The two share more direct similarities as well. Félida’s transition from her first state to the next was characterized by sharp pains in her head leading to unconsciousness. Recall, then, Jekyll’s first transformation where “The most racking pangs succeeded: a grinding in the bones, deadly nausea, and a horror of the spirit…” Additionally, Félida’s case was described as showing signs that the random incidences of control by her second mind were increasing, just as Hyde’s personality grows more dominant in the story.

Another well distributed case of multiple-personality disorder from the same publication in 1874 dealt with a man, identified as Sergeant F, who developed separate personalities as a result of a bullet wound to his left-brain. Once again, his normal state was characterized by kindness, intelligence, and a sense of personal responsibility. His newly developed personality was, inevitably, the opposite: animalistic, violence, preoccupied with deviant behavior and indifference. To the author of the study, F’s “…indifference to pain and unpleasant tastes,” (Stiles) indicated a dominance of an indiscriminately animalistic nature, which would contribute just as well to moral decline. Sergeant F’s new disposition, after all, lent him to kleptomania.

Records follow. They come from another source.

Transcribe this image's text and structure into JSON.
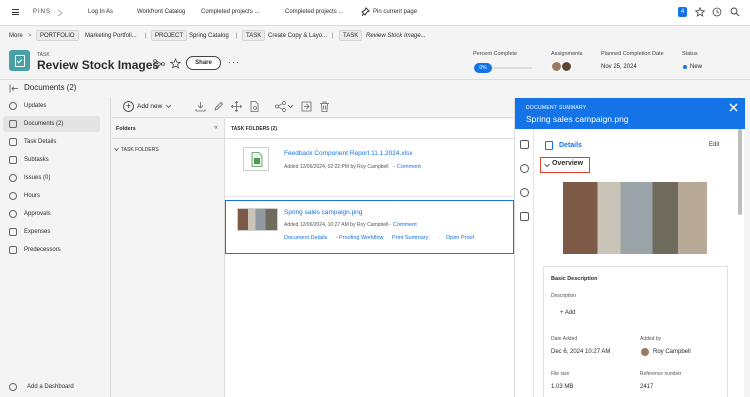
{
  "topbar": {
    "pins_label": "PINS",
    "pins": [
      "Log In As",
      "Workfront Catalog",
      "Completed projects ...",
      "Completed projects ..."
    ],
    "pin_current_label": "Pin current page",
    "notification_count": "4"
  },
  "breadcrumb": {
    "more": "More",
    "items": [
      {
        "type": "PORTFOLIO",
        "name": "Marketing Portfoli..."
      },
      {
        "type": "PROJECT",
        "name": "Spring Catalog"
      },
      {
        "type": "TASK",
        "name": "Create Copy & Layo..."
      },
      {
        "type": "TASK",
        "name": "Review Stock Image..."
      }
    ]
  },
  "header": {
    "object_type": "TASK",
    "title": "Review Stock Images",
    "share_label": "Share",
    "percent_complete_label": "Percent Complete",
    "percent_complete_value": "0%",
    "assignments_label": "Assignments",
    "planned_completion_label": "Planned Completion Date",
    "planned_completion_value": "Nov 25, 2024",
    "status_label": "Status",
    "status_value": "New",
    "status_color": "#1473e6"
  },
  "docbar": {
    "title": "Documents (2)"
  },
  "sidebar": {
    "items": [
      {
        "label": "Updates",
        "icon": "updates-icon"
      },
      {
        "label": "Documents (2)",
        "icon": "documents-icon"
      },
      {
        "label": "Task Details",
        "icon": "task-details-icon"
      },
      {
        "label": "Subtasks",
        "icon": "subtasks-icon"
      },
      {
        "label": "Issues (0)",
        "icon": "issues-icon"
      },
      {
        "label": "Hours",
        "icon": "clock-icon"
      },
      {
        "label": "Approvals",
        "icon": "approvals-icon"
      },
      {
        "label": "Expenses",
        "icon": "expenses-icon"
      },
      {
        "label": "Predecessors",
        "icon": "predecessors-icon"
      }
    ],
    "add_dashboard": "Add a Dashboard"
  },
  "toolbar": {
    "add_new_label": "Add new"
  },
  "folders": {
    "title": "Folders",
    "task_folders": "TASK FOLDERS",
    "list_header": "TASK FOLDERS (2)"
  },
  "documents": [
    {
      "name": "Feedback Component Report 11.1.2024.xlsx",
      "meta": "Added 12/06/2024, 02:22 PM by Roy Campbell",
      "comment": "Comment"
    },
    {
      "name": "Spring sales campaign.png",
      "meta": "Added 12/06/2024, 10:27 AM by Roy Campbell",
      "comment": "Comment",
      "actions": [
        "Document Details",
        "Proofing Workflow",
        "Print Summary",
        "Open Proof"
      ]
    }
  ],
  "summary": {
    "heading": "DOCUMENT SUMMARY",
    "doc_name": "Spring sales campaign.png",
    "details_label": "Details",
    "edit_label": "Edit",
    "overview_label": "Overview",
    "basic_description": "Basic Description",
    "description_label": "Description",
    "add_label": "+ Add",
    "date_added_label": "Date Added",
    "date_added_value": "Dec 6, 2024 10:27 AM",
    "added_by_label": "Added by",
    "added_by_value": "Roy Campbell",
    "file_size_label": "File size",
    "file_size_value": "1.03 MB",
    "reference_number_label": "Reference number",
    "reference_number_value": "2417"
  },
  "colors": {
    "accent": "#1473e6",
    "highlight": "#e0412f",
    "task_icon": "#47a1a6"
  }
}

In his case, the commencement of his secondary state was attended by “…uneasiness and a sense of weight about the forehead,” (Stiles), once again hearkening back to Jekyll’s own experience.

Even beyond these cases the occurrence of multiple-personality disorder in conjunction with criminal insanity and hysteria was common before Stevenson’s publication, and the discussion it provoked just as much so with its question of curability and the implications it held for all people being highly debatable.

In the long run, these comparisons and coincidences are interesting, but in no way key. Stevenson’s story does not, in the end, profess to be a clinical run-up. It is a thematic exploration of each man’s capacity for misdeeds, and of the darkness inside of all people. He still succeeds, with or without a little help.

Works Cited

Damrosch, David, and Kevin J. H. Dettmar. The Strange Case of Dr Jekyll and Mr Hyde. 1886. The Longman Anthology of British Literature. New York: Longman, 2010. 1780-818. Print.

Stiles , Anne. “Robert Louis Stevenson’s Jekyll and Hyde and the Double Brain.” SEL Studies in English Literature 1500-1900. Vol. 46.4 (2006): 879-900. Web.